Rwanda's government on Monday said 22 French senior military officers helped to plan and execute the 1994 genocide, in which more than 800,000 people were killed.
The French officers were involved both as perpetrators and accomplices, Rwanda's National Commission for the Fight against Genocide said in a statement Monday.
"The refusal to end the judicial investigation and pronounce a dismissal against Rwandan leaders who ended the genocide is an attempt to conceal their responsibilities," the statement said, referring to France.
The publication of the list, including four French generals, comes after French investigators this month reopened an inquiry into the plane crash that killed a Rwandan president and sparked the genocide.
The list published by Rwanda names Gen. Jacques Lanxade, who was the special chief of staff for French President Francois Mitterrand from April 1989 to April 1991 and army chief of staff from April 1991 to September 1995.
According to Rwanda, Lanxade received reports of abuses by the Rwandan army but maintained assistance that included the provision of military equipment and trainers. Other senior army officers cited include Gen. Christian Quesnot, Gen. Jean-Pierre Huchon and Gen. Jean-Claude Lafourcade.
The cause of the crash has been a contentious issue. The plane had a French crew.
Militants from Rwanda's Hutu majority blamed minority Tutsis for the death of then-President Juvenal Habyarimana, sparking the slaughter of Tutsis and moderate Hutus.
The Rwandan government insists the plane was shot down by extremists who opposed the government's efforts to forge a peace deal with Tutsi-led rebels who had invaded Rwanda from Uganda, where they had lived as refugees.
A French investigation completed in 2012 found that the missile fire came from a military camp.
But Kagame, the leader of rebels who ended the genocide, has been accused by a prominent Rwandan exile of ordering that the plane be shot down.

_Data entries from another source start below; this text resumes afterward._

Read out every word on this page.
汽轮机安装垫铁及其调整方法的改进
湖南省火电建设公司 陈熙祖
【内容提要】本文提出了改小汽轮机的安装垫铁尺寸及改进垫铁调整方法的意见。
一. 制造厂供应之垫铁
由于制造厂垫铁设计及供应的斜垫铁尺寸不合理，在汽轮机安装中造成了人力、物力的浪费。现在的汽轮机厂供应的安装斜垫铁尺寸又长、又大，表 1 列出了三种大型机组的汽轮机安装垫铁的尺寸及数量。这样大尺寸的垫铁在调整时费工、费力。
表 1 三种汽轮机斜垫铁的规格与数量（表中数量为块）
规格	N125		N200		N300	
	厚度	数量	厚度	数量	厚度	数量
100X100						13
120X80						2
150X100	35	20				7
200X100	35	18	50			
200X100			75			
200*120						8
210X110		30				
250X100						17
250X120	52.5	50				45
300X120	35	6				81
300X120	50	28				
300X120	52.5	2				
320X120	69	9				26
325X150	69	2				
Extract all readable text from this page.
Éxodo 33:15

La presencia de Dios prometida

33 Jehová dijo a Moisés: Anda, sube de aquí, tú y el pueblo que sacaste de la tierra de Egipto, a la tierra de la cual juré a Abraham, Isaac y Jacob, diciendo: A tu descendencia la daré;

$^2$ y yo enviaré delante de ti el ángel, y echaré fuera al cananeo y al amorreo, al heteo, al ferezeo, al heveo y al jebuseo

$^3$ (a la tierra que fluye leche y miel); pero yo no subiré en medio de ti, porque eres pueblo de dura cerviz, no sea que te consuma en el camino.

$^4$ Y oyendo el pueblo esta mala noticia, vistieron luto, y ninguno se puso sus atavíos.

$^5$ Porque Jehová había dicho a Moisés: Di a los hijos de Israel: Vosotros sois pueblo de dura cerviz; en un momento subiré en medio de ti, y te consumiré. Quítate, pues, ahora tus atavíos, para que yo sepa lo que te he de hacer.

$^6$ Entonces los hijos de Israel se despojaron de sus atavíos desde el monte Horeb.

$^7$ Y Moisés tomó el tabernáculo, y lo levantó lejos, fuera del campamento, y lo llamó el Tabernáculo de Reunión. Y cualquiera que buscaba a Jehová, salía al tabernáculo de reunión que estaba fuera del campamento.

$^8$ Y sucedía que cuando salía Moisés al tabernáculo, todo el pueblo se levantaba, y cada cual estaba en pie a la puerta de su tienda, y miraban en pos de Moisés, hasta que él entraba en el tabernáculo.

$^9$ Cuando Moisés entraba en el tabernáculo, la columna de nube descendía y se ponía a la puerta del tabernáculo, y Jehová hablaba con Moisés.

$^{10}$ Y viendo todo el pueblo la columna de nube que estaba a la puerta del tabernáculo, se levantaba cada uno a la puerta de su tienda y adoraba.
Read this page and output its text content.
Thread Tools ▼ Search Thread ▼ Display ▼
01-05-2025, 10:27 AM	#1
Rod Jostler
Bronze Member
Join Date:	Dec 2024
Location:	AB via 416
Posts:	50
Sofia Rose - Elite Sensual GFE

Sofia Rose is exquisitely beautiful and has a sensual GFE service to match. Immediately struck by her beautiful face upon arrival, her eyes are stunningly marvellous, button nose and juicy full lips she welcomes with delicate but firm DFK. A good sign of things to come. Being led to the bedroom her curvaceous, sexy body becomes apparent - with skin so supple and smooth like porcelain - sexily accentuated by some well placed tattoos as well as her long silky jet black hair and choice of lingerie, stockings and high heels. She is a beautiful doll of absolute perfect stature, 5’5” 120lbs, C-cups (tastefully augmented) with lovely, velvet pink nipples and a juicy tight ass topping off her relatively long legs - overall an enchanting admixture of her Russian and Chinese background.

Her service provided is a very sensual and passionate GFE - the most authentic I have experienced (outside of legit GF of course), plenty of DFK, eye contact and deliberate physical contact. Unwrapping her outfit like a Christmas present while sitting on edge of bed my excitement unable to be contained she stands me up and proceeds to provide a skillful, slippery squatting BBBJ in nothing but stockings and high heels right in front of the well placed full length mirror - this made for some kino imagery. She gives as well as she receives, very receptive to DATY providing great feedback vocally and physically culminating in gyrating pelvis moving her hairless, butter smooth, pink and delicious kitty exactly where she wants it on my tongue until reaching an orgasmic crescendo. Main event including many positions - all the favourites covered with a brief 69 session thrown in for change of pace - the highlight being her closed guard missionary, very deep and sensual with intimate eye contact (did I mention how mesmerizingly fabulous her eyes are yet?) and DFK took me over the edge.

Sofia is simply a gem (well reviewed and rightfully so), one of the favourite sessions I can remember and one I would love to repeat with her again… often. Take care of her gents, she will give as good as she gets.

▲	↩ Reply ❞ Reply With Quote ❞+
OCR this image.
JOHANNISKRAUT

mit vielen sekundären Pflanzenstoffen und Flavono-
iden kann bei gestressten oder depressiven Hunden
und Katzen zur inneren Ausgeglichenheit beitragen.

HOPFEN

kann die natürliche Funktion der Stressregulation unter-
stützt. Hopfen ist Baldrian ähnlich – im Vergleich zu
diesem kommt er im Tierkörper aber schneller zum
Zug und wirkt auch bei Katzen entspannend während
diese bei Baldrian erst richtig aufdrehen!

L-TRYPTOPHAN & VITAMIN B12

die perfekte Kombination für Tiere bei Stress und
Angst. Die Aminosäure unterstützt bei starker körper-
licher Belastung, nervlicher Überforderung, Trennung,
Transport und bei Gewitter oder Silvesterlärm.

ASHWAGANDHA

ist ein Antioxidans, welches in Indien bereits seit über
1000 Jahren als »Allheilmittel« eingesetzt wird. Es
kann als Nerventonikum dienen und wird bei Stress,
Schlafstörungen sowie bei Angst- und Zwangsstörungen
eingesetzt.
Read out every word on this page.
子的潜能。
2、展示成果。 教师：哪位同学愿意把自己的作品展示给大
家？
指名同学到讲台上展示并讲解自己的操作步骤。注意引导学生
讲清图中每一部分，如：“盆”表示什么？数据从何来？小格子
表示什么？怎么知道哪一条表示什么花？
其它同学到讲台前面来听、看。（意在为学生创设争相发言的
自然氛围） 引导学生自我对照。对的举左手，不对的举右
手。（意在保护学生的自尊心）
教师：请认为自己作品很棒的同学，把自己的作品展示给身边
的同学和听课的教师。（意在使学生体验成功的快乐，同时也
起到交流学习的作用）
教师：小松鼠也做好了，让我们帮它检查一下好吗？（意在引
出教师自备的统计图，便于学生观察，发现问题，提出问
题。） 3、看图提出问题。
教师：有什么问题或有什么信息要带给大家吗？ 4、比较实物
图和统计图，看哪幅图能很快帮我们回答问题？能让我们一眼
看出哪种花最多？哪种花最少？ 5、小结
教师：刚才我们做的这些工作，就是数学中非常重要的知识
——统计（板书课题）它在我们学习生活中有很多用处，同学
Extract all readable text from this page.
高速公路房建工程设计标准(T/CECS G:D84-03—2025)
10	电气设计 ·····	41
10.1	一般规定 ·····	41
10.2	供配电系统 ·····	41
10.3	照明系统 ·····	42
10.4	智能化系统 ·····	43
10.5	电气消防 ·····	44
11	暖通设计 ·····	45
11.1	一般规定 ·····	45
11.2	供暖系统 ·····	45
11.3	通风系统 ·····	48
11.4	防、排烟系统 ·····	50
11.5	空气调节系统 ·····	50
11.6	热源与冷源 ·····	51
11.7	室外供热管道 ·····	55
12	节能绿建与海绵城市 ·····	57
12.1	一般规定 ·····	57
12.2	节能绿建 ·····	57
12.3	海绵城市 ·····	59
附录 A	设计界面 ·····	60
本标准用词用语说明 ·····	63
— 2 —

French judges in charge of the investigation have filed an international request to hear the exile, former Rwandan military chief Kayumba Nyamwasa. That decision angered Kagame, who said France should be on trial for its alleged role in the genocide.
Nyamwasa told The Associated Press in 2012 that he has evidence Kagame ordered the shooting down of the plane.
Nyamwasa, once a close ally of Kagame, now lives in South Africa and has survived multiple assassination attempts that he blames on the Rwandan government.